A spoonful of olive oil a day keeps the doctor away.

Olives and olive oil are something special. They are exquisitely high in antioxidant polyphenols, which protect both the heart, arteries and brain. They represent a keystone ingredient in the so-called Mediterranean diet, adherence to which consistently reports low risk of so many diseases from Alzheimer’s to cancer, diabetes to heart disease and many in between.

 

What you may not know is that if an olive oil has an exceptionally high level of polyphenols, above 250mg/kg, it and only it is allowed to shout about it under EU law. The label can then declare that it ‘protects blood lipids (fats) from oxidative stress’. It is specifically that damage – oxidised cholesterol, that wreaks havoc in the arteries which of course also nourish the brain. This seems to be particularly due to two compounds, oleocanthal and hydroxytyrosine.

Oleocanthals are potent anti-inflammatory painkillers. They give good olive oil that peppery ‘bite’ at the back of the throat a little like the strange taste of aspirin.  They have been shown to lower blood levels of markers for inflammation (IL-1, IL-6, TNFα) and raise NO (nitric oxide).

But there’s another hero ingredient in good quality olive oil – a polyphenol called hydroxytyrosol. This is an extremely potent antioxidant which, among other things, protects LDL cholesterol from oxidation, thus also lowering it, according to research in the Journal of Nutrition. It is damaged LDL cholesterol that cannot be cleared so easily from the arteries and implicated in arterial disease.

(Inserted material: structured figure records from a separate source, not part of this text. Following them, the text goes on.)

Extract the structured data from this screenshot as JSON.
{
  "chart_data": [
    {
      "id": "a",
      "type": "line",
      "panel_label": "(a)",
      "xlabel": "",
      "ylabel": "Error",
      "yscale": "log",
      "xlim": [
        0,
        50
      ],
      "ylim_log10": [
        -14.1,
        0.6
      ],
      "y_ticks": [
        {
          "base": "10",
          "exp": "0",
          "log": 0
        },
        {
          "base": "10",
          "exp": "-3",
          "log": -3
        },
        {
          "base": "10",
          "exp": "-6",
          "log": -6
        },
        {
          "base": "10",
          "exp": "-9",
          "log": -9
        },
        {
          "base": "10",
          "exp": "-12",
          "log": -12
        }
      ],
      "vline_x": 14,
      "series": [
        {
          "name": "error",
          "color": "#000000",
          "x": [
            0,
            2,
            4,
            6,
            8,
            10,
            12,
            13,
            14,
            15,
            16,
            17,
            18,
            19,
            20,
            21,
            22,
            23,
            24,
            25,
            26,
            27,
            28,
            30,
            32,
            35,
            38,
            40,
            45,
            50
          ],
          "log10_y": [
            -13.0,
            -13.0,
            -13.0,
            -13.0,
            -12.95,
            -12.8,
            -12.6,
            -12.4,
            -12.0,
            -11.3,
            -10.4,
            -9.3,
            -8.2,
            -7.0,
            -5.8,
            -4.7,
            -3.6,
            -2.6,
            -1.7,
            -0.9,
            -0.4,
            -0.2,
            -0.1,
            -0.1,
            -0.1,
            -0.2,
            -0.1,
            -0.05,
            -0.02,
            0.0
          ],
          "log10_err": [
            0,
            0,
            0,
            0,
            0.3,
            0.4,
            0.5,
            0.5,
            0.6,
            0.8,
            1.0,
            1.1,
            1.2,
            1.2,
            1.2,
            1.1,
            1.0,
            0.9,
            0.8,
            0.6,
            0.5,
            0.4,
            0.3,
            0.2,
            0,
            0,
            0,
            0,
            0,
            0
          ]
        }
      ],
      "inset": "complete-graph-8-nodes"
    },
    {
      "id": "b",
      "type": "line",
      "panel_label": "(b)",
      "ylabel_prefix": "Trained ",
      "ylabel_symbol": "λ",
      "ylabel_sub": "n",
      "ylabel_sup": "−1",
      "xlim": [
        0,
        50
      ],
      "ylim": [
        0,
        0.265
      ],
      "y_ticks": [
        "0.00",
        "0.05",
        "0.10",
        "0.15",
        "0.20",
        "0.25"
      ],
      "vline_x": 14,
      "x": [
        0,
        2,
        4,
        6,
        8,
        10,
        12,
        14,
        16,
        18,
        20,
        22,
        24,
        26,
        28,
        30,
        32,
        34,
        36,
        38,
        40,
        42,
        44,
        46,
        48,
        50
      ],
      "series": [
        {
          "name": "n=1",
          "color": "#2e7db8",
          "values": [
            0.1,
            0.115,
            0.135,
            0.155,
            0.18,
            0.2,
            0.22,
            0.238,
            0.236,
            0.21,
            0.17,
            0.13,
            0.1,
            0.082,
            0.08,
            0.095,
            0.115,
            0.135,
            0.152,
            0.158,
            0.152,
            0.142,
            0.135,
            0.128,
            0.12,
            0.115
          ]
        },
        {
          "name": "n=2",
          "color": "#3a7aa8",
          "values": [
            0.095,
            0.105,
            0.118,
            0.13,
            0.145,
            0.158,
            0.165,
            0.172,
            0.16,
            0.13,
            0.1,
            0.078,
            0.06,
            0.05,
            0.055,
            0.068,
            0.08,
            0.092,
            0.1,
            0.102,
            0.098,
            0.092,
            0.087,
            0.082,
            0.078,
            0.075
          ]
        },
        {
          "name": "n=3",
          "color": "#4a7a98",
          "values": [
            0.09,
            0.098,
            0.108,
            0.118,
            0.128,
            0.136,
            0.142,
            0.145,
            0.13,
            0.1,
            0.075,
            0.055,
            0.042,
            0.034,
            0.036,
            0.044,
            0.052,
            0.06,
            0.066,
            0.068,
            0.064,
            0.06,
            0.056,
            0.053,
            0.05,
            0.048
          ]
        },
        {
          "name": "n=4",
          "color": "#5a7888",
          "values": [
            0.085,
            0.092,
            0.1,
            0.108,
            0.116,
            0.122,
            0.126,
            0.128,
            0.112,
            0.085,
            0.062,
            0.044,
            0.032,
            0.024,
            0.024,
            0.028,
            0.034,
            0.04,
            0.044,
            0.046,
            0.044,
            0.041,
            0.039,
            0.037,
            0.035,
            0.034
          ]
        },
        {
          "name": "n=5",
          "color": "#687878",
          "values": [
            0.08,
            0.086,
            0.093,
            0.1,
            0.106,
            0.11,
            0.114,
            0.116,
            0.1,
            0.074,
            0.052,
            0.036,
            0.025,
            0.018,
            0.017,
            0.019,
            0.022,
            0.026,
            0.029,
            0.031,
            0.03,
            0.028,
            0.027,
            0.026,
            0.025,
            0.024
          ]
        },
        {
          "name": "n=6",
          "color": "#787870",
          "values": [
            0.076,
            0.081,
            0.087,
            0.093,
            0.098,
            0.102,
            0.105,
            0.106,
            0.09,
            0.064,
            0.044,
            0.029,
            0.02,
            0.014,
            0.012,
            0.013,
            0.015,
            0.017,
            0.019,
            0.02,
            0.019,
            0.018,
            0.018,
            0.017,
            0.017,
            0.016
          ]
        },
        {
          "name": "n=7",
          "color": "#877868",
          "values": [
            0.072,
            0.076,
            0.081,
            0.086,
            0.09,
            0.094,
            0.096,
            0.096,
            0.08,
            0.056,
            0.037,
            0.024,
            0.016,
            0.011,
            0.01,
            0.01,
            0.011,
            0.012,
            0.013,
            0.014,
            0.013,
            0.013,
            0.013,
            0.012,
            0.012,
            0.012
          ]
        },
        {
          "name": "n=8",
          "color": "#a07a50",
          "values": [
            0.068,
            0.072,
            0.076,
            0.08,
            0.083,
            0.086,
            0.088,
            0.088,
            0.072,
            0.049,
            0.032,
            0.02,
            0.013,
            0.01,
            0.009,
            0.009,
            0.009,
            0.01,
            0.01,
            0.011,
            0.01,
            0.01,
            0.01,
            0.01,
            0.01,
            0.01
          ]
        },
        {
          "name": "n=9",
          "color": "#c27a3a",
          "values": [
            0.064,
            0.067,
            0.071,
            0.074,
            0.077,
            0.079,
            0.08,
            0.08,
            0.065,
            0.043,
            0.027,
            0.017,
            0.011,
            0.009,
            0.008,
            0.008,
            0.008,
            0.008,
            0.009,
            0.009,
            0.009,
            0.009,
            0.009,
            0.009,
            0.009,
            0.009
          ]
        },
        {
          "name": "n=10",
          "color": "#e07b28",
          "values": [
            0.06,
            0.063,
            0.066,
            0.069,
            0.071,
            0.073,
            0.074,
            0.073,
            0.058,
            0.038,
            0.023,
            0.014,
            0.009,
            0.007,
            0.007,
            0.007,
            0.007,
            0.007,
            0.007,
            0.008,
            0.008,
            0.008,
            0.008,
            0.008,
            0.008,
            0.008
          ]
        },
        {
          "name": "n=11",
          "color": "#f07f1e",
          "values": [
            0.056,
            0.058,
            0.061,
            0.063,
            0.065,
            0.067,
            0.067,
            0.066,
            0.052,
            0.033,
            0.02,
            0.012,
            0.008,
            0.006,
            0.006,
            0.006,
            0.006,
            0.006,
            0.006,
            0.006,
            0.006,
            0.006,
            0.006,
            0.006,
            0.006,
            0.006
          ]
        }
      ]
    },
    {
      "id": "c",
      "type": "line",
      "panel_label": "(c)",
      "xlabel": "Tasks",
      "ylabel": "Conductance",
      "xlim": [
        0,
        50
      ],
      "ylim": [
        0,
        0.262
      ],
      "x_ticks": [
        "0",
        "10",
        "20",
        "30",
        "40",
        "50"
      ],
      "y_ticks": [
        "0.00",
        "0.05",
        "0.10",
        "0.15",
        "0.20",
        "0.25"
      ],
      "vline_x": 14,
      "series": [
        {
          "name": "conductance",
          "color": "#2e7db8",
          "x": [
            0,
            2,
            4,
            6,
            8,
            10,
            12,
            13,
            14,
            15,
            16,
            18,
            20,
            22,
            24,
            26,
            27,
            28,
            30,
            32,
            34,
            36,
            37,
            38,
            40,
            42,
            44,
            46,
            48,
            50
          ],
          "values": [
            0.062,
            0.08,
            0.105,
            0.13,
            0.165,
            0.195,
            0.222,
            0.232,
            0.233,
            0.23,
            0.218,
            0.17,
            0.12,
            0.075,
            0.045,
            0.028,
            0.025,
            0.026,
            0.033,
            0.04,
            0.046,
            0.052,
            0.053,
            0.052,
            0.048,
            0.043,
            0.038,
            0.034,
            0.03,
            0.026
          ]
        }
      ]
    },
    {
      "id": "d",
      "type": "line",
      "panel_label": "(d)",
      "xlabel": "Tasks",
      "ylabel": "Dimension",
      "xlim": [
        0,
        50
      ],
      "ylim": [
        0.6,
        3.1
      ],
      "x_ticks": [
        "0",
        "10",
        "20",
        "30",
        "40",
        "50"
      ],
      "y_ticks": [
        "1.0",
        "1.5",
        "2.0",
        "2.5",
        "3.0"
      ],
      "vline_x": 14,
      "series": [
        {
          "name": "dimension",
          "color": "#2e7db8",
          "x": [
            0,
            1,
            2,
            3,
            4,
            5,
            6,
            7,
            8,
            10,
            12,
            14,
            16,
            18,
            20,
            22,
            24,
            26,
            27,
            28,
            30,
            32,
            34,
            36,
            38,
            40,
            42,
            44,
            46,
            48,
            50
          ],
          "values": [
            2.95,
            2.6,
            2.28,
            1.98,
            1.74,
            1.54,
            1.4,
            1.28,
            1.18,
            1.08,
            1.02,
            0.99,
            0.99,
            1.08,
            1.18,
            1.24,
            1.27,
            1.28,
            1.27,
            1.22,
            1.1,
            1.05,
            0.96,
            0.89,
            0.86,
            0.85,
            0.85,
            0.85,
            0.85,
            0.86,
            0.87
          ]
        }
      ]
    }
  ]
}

I went on a hunt for the world’s best olive oil and had a lucky break in being introduced to a leading professor in Greece who had conducted a study of over 2,500 olive oils from around the world. I asked which was the winner as far as polyphenols were concerned. He told me it was a particular olive farm in a particular valley in a mountainous area of the Peloponnese, a large peninsula in southern Greece, growing a particular variety of olives, that consistently produced organic olive oil that had a polyphenol count over 2,000mg/kg which is eight times higher than the level required to make a health claim.

The oil variety is called Olympia (also known as Ladolia or Palaiokastritsa or ‘Drop of Life’) I contacted them and, unknown to me at the time, the agent I called was literally on the next floor up in the apartment I was staying in Athens. I ordered two crates of this ‘Drop of Life’ olive oil and asked Holford Nutrition them to look into stocking it. They stock their olive oil which has polyphenols over 1000mg/kg. It often runs out because their annual crop is limited. That’s why I always buy a few bottles when it’s in stock.

You can taste the polyphenols, which include the natural painkiller and anti-inflammatory oleocanthal thus fantastic for those with inflammatory conditions such as arthritis. I consider this medicine and aim to have a dessertspoon (20mls) every day, either is salad dressings, drizzled on vegetables or on toast. I never use it for frying or cooking. It is too precious.

Since then, I’ve tasted many no doubt good olive oils, with that ‘kick’ at the back of the throat that is consistent with high polyphenols, but never found one that could make that claim. Until just recently. An olive oil, sold in Waitrose, called Odysea. It therefore has a guaranteed high polyphenol count, but is not organic. It comes from Koroneiki olives and an early harvest from water-stressed groves on the island of Crete. I don’t think it is as good, or as high polyphenols, nor is it organic, but it is the only other oil I’ve found that guarantees a high polyphenol count above 250mg/kg.